Michael McNamara
- Full name: Michael Gallwey McNamara
- Country (sports): Ireland
- Born: 30 November 1859 County Cork, Ireland
- Died: 25 February 1938 (aged 78) Grand Hotel, Monaco
- Turned pro: 1880 (amateur tour)
- Retired: 1920

Singles
- Career record: 24/20 (54.45%)
- Career titles: 4

Grand Slam singles results
- Wimbledon: QF (1885)

Doubles

Grand Slam doubles results
- Wimbledon: QF (1885)

= Michael Gallwey McNamara =

Irish tennis player

Michael Gallwey McNamara (30 November 1859 – 25 February 1938) was an Irish tennis player in the later half of the 19th century and early 20th century. He was a semi finalist at the 1880 Irish Lawn Tennis Championships in Dublin, Ireland and a quarter finalist in the singles and doubles events at the 1885 Wimbledon Championships. He was active from 1880 to 1920 and won 4 career titles.

==Career==
McNamara played his first tournament at the 1880 Irish Championships where he reached the semi-finals before losing to English man William Renshaw in three straight sets. The same year, he entered to play his first Wimbledon tournament but was defeated in the second round by William Henry Darby D'Esterre, 3 sets to 1. In May 1881, he played the Irish Championships for the second time but exited early in the first round, losing to a top ranked player from England, Richard Richardson, in 3 straight sets. He returned to Ireland, and in August 1881 took part in the Waterford Annual Lawn Tennis Tournament and won his first title, beating fellow Irish man James Joycelyn Glascott 2 sets to 0.

In September, he returned to England. He took part in the Cheltenham Championships held at Cheltenham, where he reached the semi-finals before losing to Robert Braddell 3 sets to love. In October 1881, losing, he travelled to Brighton, Sussex to play in the Sussex County Lawn Tennis Tournament (autumn edition). It was staged on the outside asphalt courts of the Brighton and Hove rink. He claimed his second title, beating Charles Walder Grinstead 3 sets to 0 in the semi-finals, and then Champion Branfill Russell 3 sets to 1 in the final.

In June 1882, he competed at the Agricultural Hall Tournament held at the Royal Agricultural Hall, Islington, Middlesex on wood courts indoors, where he reached the semi-finals before losing to Edward Lake Williams 5–7, 6–4, 10–8. He next played at a major event at the Princes Club Championships at Hans Place, but was easily beaten by Herbert Lawford in the first round. In August, he was back in Ireland, where he played and won his second Waterford Annual Lawn Tennis Tournament in the final in two straight sets.

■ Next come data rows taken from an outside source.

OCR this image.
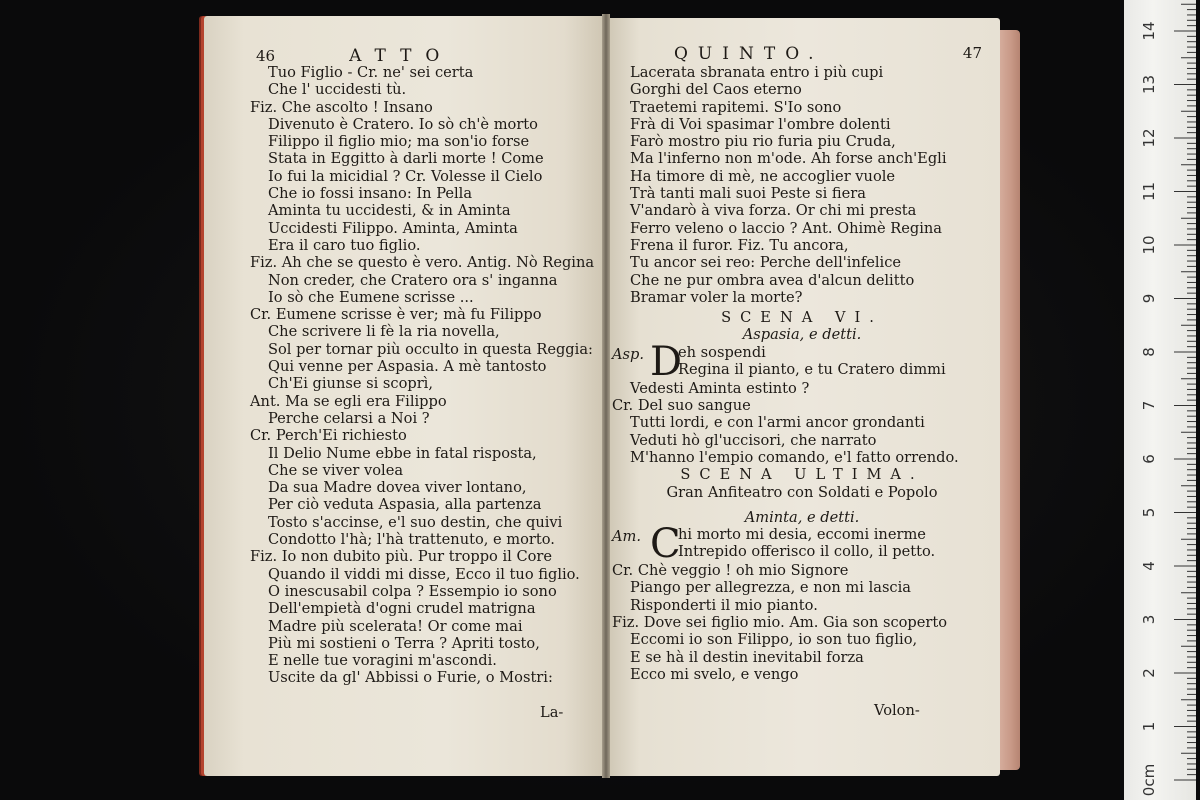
46	ATTO
Tuo Figlio - Cr. ne' sei certa
Che l' uccidesti tù.
Fiz. Che ascolto ! Insano
Divenuto è Cratero. Io sò ch'è morto
Filippo il figlio mio; ma son'io forse
Stata in Eggitto à darli morte ! Come
Io fui la micidial ? Cr. Volesse il Cielo
Che io fossi insano: In Pella
Aminta tu uccidesti, & in Aminta
Uccidesti Filippo. Aminta, Aminta
Era il caro tuo figlio.
Fiz. Ah che se questo è vero. Antig. Nò Regina
Non creder, che Cratero ora s' inganna
Io sò che Eumene scrisse ...
Cr. Eumene scrisse è ver; mà fu Filippo
Che scrivere li fè la ria novella,
Sol per tornar più occulto in questa Reggia:
Qui venne per Aspasia. A mè tantosto
Ch'Ei giunse si scoprì,
Ant. Ma se egli era Filippo
Perche celarsi a Noi ?
Cr. Perch'Ei richiesto
Il Delio Nume ebbe in fatal risposta,
Che se viver volea
Da sua Madre dovea viver lontano,
Per ciò veduta Aspasia, alla partenza
Tosto s'accinse, e'l suo destin, che quivi
Condotto l'hà; l'hà trattenuto, e morto.
Fiz. Io non dubito più. Pur troppo il Core
Quando il viddi mi disse, Ecco il tuo figlio.
O inescusabil colpa ? Essempio io sono
Dell'empietà d'ogni crudel matrigna
Madre più scelerata! Or come mai
Più mi sostieni o Terra ? Apriti tosto,
E nelle tue voragini m'ascondi.
Uscite da gl' Abbissi o Furie, o Mostri:
La-
QUINTO.	47
Lacerata sbranata entro i più cupi
Gorghi del Caos eterno
Traetemi rapitemi. S'Io sono
Frà di Voi spasimar l'ombre dolenti
Farò mostro piu rio furia piu Cruda,
Ma l'inferno non m'ode. Ah forse anch'Egli
Ha timore di mè, ne accoglier vuole
Trà tanti mali suoi Peste si fiera
V'andarò à viva forza. Or chi mi presta
Ferro veleno o laccio ? Ant. Ohimè Regina
Frena il furor. Fiz. Tu ancora,
Tu ancor sei reo: Perche dell'infelice
Che ne pur ombra avea d'alcun delitto
Bramar voler la morte?
SCENA VI.
Aspasia, e detti.
Asp. D
eh sospendi
Regina il pianto, e tu Cratero dimmi
Vedesti Aminta estinto ?
Cr. Del suo sangue
Tutti lordi, e con l'armi ancor grondanti
Veduti hò gl'uccisori, che narrato
M'hanno l'empio comando, e'l fatto orrendo.
SCENA ULTIMA.
Gran Anfiteatro con Soldati e Popolo
Aminta, e detti.
Am. C
hi morto mi desia, eccomi inerme
Intrepido offerisco il collo, il petto.
Cr. Chè veggio ! oh mio Signore
Piango per allegrezza, e non mi lascia
Risponderti il mio pianto.
Fiz. Dove sei figlio mio. Am. Gia son scoperto
Eccomi io son Filippo, io son tuo figlio,
E se hà il destin inevitabil forza
Ecco mi svelo, e vengo
Volon-
0cm
1
2
3
4
5
6
7
8
9
10
11
12
13
14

In September, he returned to Brighton, England, to defend his title at the Sussex County Lawn Tennis Tournament, but he was defeated in five sets by England's Herbert Wilberforce, 6–1, 6–8, 0–6, 6–2, 6–2.

Following a break from tennis, he next played at the Middlesex Championships in 1885, losing in the second round to Herbert Chipp. He then competed in the 1885 Wimbledon Championships, where he defeated Ernest Meers in round two and advanced to the quarter-finals before losing to compatriot Ernest Browne, 6–1, 7–5, 6–2. At the same tournament he also reached the men's doubles quarter final partnering R.M. Wile where they lost to Claude Farrer and Arthur J. Stanley. In 1886, he chose to play Wimbledon again, and came up against Ernest Renshaw in the second round, losing 3 sets to 1. He competed at Wimbledon for another two years but did not proceed beyond the first round. His fourth and final career title came some years later at the 1891 Rushbrooke tournament in County Cork, Ireland, where he defeated compatriot William Perrott 3 sets to 1 in the final. He played his finals singles event at the Cannes Beau Site New Year Meeting in 1920 where he lost to Pierre Albarran.